明るく豊かな社会を実現する「未来創成型イノベーション」を先導します。

国立研究開発法人 科学技術振興機構 戦略研究推進部 部長 笹月俊郎さん

 資源のない日本という国にとって、科学技術の発展・振興は、常に最重要課題のひとつと捉えられてきました。少子高齢化や環境・エネルギー問題など、さまざまな課題を抱える日本は、「課題先進国」として、その解決手法が国際社会から注目されています。国立研究開発法人科学技術振興機構(JST)では、国民の明るい未来、豊かな生活を実現し、その取り組みをグローバル社会に発信するために、大学や企業の「未来創成型イノベーション」を支援しています。

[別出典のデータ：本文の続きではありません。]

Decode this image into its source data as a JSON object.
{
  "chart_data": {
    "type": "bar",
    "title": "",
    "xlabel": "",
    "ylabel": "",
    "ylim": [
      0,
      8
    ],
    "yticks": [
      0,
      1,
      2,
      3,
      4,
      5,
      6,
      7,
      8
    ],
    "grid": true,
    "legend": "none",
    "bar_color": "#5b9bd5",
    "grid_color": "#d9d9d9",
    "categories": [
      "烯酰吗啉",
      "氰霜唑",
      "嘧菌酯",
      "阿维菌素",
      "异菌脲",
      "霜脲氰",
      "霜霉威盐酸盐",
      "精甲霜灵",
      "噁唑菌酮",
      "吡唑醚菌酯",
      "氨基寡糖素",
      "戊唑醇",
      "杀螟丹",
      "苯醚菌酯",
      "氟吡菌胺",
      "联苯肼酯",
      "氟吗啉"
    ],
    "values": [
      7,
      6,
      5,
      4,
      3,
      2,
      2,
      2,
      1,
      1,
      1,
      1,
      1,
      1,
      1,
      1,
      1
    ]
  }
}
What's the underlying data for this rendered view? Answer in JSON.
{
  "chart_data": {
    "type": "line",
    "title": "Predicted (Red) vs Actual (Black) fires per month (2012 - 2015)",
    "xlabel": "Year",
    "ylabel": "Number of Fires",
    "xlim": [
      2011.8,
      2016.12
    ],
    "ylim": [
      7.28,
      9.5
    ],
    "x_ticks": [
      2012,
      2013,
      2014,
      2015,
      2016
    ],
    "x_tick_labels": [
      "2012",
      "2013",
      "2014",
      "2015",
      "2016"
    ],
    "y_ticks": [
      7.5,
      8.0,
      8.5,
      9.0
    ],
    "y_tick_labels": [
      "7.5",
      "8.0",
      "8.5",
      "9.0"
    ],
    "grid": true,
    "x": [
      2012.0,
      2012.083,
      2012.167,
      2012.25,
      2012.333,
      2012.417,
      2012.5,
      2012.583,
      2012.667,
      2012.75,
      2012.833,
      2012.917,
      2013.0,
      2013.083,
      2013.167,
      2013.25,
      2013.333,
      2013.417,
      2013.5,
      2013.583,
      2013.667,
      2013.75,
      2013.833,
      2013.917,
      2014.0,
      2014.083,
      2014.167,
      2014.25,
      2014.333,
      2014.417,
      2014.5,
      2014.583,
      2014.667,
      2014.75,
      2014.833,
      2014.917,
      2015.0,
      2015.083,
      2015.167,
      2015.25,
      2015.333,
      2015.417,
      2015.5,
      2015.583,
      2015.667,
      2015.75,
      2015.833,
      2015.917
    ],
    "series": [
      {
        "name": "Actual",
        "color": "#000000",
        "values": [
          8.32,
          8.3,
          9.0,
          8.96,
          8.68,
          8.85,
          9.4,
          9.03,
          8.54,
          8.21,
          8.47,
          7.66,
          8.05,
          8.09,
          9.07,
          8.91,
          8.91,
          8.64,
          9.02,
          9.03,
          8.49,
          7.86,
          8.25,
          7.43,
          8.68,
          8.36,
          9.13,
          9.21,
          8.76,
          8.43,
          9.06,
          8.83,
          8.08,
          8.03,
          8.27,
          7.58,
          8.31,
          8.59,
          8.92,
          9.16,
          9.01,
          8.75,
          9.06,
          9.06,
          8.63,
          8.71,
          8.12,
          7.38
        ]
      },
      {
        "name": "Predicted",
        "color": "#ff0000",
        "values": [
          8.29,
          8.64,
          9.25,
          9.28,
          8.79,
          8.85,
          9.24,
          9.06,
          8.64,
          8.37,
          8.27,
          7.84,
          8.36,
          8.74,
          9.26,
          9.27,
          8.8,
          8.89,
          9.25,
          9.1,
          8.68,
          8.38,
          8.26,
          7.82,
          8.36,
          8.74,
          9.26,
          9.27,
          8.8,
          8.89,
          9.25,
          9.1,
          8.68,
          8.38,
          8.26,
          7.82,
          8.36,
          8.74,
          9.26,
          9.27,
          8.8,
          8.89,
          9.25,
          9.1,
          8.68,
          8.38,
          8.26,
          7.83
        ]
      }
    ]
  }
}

iPS細胞や青色発光ダイオードの研究開発も初期からサポート

 JSTでは、これまでも新しい研究・開発をサポートしてきました。ノーベル賞受賞で話題になったiPS細胞や青色発光ダイオード(LED)、さらに液晶ディスプレイIGZOの技術などがその一例です。JSTの主な支援事業の成果は、公式サイトで公開しています。一般的にはあまり知られていないですが、世界的に注目されている日本の最先端研究を見つけることができるはずです。
 現在、私たちが力を入れているのは、超スマート社会実現に向けた科学技術の振興です。これは、いわばICT(情報技術)が私たちの生活に溶け込んで、私たちの多様なニーズに応えてくれる社会を実現する取り組み。例えば、ロボットや人工知能、ビッグデータなどをテーマにしたさまざまな研究を支援しています。これからの研究では、エネルギーから医療、新素材の開発、まちづくりまであらゆる分野でICTが基盤となるでしょう。これから研究者・技術者をめざす皆さんには、ぜひ「超スマート社会」というキーワードを意識していただきたいですね。

求められるのは異分野と融合するコミュニケーション力

 理工系の学びに興味があるならば、ぜひ大学に進学し、誰にも負けないと言える専門の研究テーマを見つけてください。さらに、どんどん外に出てコミュニケーションをする努力も必要です。これからの研究者・技術者に求められるのは、核となる自分の専門知識・技術を言葉や文化の壁を越え、世界とつなげていく力です。イノベーションは常に異分野との融合から生まれます。分野を隔てる壁を乗り越えたところに、まだ誰も挑んだことのない新領域があるのです。普段は出会わない才能をつなげて、イノベーションへ導くのは、まさに私たちの仕事でもあります。
 また、研究を実用化に向けてマネジメントできる人材もますます求められています。どんなに優れた研究成果も人々に使ってもらえなければ、存在しないのと同じです。「この技術はあの分野でも役立つのではないか?」。こんなふうに実用化のアイデアを考える仕事というのもあるのです。
 高校生にとって、研究者・技術者と接する機会はなかなかないと思います。そこで、大学のオープンキャンパスやJSTが開催するシンポジウムやJSTが運営する日本科学未来館の実験イベントなどに出かけてみてください。調査や実験をする様子を現場で見て、直接話をする機会を持つことで、研究者・技術者が身近な存在になることでしょう。そして、将来はぜひ日本の未来を変えるような研究にチャレンジしてください。私たちJSTは、未来の研究者・技術者をいつでも応援しています。

JST 国立研究開発法人 科学技術振興機構

イノベーションのナビゲーターとして、科学技術の発展を牽引し、広く世界を先導する組織。大学や企業などの組織の枠を超えた研究体制(バーチャル・ネットワーク型研究所)を構築し、世界に誇る日本の研究と実社会をつなぐサポートを行っている。産学官連携、国際共同研究や科学技術分野の人材育成にも力を入れている。